In the US, a Commerce Department report showed gross domestic product slid at a 0.2 per cent annual rate in the first quarter. That's less than last month's estimate for a 0.7 per cent contraction. Solid consumer spending helped buoy the outlook.
"These revisions have a marginally positive impact on our view of the second quarter," Nariman Behravesh, chief economist at IHS in Lexington, Massachusetts, told Reuters. "Demand is still solid, but the adjustment to the strong dollar has not run its course."
In late trading in New York, the Dow Jones Industrial Average fell 0.84 per cent, while the Standard & Poor's 500 Index slid 0.56 per cent, and the Nasdaq Composite Index declined 0.58 per cent. Earlier in the session, the Nasdaq climbed to a record 5,164.36.

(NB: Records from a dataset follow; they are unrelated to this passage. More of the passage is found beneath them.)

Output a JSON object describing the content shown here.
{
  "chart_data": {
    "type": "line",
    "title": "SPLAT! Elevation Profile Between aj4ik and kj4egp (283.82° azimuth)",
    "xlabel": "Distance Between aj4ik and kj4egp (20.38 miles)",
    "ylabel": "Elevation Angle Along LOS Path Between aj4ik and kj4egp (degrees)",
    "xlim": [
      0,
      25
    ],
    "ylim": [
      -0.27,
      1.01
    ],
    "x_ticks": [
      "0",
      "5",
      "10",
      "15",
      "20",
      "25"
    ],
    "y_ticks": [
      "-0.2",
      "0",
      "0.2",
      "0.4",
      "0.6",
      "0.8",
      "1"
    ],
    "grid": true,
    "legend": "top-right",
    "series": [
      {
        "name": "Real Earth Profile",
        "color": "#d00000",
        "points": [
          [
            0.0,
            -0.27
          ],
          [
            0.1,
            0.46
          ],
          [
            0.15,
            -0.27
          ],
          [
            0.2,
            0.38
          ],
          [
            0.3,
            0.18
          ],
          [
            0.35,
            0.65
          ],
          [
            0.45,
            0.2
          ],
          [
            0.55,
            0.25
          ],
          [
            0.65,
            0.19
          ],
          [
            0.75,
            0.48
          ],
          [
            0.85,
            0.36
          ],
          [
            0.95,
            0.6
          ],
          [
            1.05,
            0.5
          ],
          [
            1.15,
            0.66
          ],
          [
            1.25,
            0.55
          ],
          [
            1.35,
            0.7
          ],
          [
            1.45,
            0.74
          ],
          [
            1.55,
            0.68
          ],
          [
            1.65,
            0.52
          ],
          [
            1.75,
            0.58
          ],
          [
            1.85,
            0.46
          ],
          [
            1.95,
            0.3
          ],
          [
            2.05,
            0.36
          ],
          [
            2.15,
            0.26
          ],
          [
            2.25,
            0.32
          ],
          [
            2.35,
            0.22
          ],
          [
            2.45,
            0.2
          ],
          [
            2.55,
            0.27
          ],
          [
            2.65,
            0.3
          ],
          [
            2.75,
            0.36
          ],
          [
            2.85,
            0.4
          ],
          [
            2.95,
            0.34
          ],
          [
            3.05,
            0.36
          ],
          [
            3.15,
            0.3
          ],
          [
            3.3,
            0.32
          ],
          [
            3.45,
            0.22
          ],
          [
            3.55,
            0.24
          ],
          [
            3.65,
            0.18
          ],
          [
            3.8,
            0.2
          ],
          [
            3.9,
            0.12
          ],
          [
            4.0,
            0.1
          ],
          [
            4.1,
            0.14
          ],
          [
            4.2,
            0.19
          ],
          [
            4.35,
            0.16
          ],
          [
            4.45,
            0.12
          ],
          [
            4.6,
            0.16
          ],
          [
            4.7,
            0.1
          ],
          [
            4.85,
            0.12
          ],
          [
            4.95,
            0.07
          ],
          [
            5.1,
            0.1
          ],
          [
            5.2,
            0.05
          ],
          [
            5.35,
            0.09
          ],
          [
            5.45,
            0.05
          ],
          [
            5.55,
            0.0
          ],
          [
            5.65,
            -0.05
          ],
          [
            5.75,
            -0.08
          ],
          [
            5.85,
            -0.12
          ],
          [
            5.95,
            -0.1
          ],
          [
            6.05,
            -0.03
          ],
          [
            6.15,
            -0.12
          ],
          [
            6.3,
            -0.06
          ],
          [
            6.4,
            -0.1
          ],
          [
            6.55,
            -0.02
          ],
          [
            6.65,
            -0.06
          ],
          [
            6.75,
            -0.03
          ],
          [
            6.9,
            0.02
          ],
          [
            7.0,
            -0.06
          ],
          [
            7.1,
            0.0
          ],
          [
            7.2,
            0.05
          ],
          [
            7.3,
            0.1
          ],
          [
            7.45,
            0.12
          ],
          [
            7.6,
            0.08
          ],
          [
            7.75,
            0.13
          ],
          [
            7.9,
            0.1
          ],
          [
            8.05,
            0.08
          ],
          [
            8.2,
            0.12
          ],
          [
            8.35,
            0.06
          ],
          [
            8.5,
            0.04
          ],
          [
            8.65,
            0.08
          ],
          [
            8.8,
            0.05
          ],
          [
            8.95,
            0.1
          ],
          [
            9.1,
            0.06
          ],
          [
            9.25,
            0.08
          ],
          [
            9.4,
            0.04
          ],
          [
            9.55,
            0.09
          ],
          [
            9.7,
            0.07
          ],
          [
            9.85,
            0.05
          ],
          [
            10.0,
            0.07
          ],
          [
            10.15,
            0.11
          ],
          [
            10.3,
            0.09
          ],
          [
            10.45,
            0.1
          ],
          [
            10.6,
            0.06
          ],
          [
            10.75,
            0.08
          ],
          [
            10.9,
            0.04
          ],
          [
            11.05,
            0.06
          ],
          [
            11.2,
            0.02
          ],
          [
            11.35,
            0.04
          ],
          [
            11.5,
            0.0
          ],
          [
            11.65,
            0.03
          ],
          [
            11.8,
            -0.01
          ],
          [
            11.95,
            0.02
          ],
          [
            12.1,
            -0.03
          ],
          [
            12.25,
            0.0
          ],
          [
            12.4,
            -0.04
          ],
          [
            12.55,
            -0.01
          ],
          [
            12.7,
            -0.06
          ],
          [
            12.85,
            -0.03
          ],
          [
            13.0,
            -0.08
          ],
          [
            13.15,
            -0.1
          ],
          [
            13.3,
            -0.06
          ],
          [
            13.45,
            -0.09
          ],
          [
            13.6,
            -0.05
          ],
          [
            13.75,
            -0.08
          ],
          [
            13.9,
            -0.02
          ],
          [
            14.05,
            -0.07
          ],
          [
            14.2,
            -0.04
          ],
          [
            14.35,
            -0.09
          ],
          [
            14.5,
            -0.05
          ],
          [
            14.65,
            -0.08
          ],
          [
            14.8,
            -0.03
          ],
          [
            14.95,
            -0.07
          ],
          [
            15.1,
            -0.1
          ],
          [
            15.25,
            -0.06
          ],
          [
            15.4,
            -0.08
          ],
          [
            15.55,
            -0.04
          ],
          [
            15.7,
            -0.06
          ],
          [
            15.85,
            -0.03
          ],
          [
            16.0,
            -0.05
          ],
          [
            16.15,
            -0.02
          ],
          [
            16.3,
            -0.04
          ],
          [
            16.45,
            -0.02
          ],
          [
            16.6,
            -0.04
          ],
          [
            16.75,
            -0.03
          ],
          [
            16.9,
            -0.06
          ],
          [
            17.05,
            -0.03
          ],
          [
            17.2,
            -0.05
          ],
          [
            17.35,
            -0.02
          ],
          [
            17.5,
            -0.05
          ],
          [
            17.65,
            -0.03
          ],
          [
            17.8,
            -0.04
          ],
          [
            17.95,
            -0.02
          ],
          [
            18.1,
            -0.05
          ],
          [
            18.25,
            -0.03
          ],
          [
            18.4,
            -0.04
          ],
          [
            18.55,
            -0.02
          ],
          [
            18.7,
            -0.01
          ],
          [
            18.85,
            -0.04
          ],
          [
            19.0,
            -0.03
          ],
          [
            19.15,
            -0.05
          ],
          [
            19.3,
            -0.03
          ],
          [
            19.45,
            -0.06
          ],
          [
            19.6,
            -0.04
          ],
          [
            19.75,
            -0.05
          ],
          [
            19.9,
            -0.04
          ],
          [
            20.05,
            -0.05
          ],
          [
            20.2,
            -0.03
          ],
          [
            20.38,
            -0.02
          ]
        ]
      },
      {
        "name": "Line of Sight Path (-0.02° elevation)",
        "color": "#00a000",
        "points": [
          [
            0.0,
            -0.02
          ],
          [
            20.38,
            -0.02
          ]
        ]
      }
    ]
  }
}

Slides in shares of DuPont and those of UnitedHealth, down 3.2 per cent and 2.4 per cent respectively, led the Dow lower.
Oil weakened. A government report showed US crude oil inventories fell last week, but petrol stockpiles unexpectedly surged.
The importance of US oil output was confirmed by the Organisation of Petroleum Exporting Countries, which noted in an annual statistical bulletin that the group's share of the global market slipped to 41.8 per cent in 2014, the lowest since 2003.